Since it’s told primarily from Jamie and Ste’s perspective, Beautiful Thing also offered an antidote to the archetypal Gay Best Friend who always serves as an accessory rather than a full-fledged character. The Gay Best Friend’s purpose is often to provide sassy comic relief and romantic wisdom for the heterosexual protagonist, without their own love life being explored. Although the GBF doesn’t live in tragedy, and is sympathetic rather than villainous, characters like Christian from Clueless and Damian from Mean Girls still give Hollywood a way of saying they acknowledge that gay people exist – as long as they’re present on the periphery.

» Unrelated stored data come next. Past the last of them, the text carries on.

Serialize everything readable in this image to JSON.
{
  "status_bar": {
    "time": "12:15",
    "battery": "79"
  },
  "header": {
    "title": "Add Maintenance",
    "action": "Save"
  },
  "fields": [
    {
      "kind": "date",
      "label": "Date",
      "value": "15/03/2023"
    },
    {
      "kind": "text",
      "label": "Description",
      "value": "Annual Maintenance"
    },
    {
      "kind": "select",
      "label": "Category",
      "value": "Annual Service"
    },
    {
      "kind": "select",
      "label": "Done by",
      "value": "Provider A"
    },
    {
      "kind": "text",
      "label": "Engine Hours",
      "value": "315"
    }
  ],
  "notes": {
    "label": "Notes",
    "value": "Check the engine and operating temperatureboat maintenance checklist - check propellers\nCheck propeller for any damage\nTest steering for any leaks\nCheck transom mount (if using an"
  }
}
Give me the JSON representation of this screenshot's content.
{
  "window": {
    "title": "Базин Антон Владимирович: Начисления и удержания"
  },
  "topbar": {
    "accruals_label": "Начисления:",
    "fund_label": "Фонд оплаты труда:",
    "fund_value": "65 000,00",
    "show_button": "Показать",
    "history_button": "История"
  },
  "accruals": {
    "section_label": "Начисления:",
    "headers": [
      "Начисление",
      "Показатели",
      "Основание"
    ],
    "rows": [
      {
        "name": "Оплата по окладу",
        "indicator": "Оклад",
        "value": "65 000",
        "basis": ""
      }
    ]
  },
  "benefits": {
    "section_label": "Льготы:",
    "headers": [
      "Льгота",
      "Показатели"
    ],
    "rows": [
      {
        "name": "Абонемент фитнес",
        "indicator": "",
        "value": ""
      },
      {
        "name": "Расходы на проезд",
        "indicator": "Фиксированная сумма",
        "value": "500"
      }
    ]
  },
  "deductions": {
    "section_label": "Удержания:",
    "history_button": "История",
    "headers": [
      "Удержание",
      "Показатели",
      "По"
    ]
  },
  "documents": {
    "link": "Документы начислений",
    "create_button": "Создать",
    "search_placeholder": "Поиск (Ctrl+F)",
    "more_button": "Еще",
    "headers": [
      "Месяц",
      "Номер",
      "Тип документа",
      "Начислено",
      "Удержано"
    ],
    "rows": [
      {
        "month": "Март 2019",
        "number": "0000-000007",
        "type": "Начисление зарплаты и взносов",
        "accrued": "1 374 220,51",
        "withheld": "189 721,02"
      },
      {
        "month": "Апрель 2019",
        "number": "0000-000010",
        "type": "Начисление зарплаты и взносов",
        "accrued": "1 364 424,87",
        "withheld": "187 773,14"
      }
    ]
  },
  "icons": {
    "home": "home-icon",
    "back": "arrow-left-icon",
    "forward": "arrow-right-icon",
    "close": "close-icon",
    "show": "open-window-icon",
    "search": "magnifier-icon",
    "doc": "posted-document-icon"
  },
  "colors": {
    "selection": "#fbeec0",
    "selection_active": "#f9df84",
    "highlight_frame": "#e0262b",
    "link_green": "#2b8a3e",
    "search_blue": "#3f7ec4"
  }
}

Between Hollywood sidelining and stigmatizing queerness, and the fact that Britain is still reeling from the damage caused by Section 28, Harvey’s beloved play still remains powerfully relevant. In the same interview with HomoLab, Harvey said he hopes the play becomes outdated, a sign of stronger societal acceptance of the LGBTQ+ community in the real world. But the powerful reaction the story triggers in people isn’t lost on him. Until we can see the day of such pride, we still have this potent gem of a film – proving that being different and falling in love can indeed be a beautiful thing.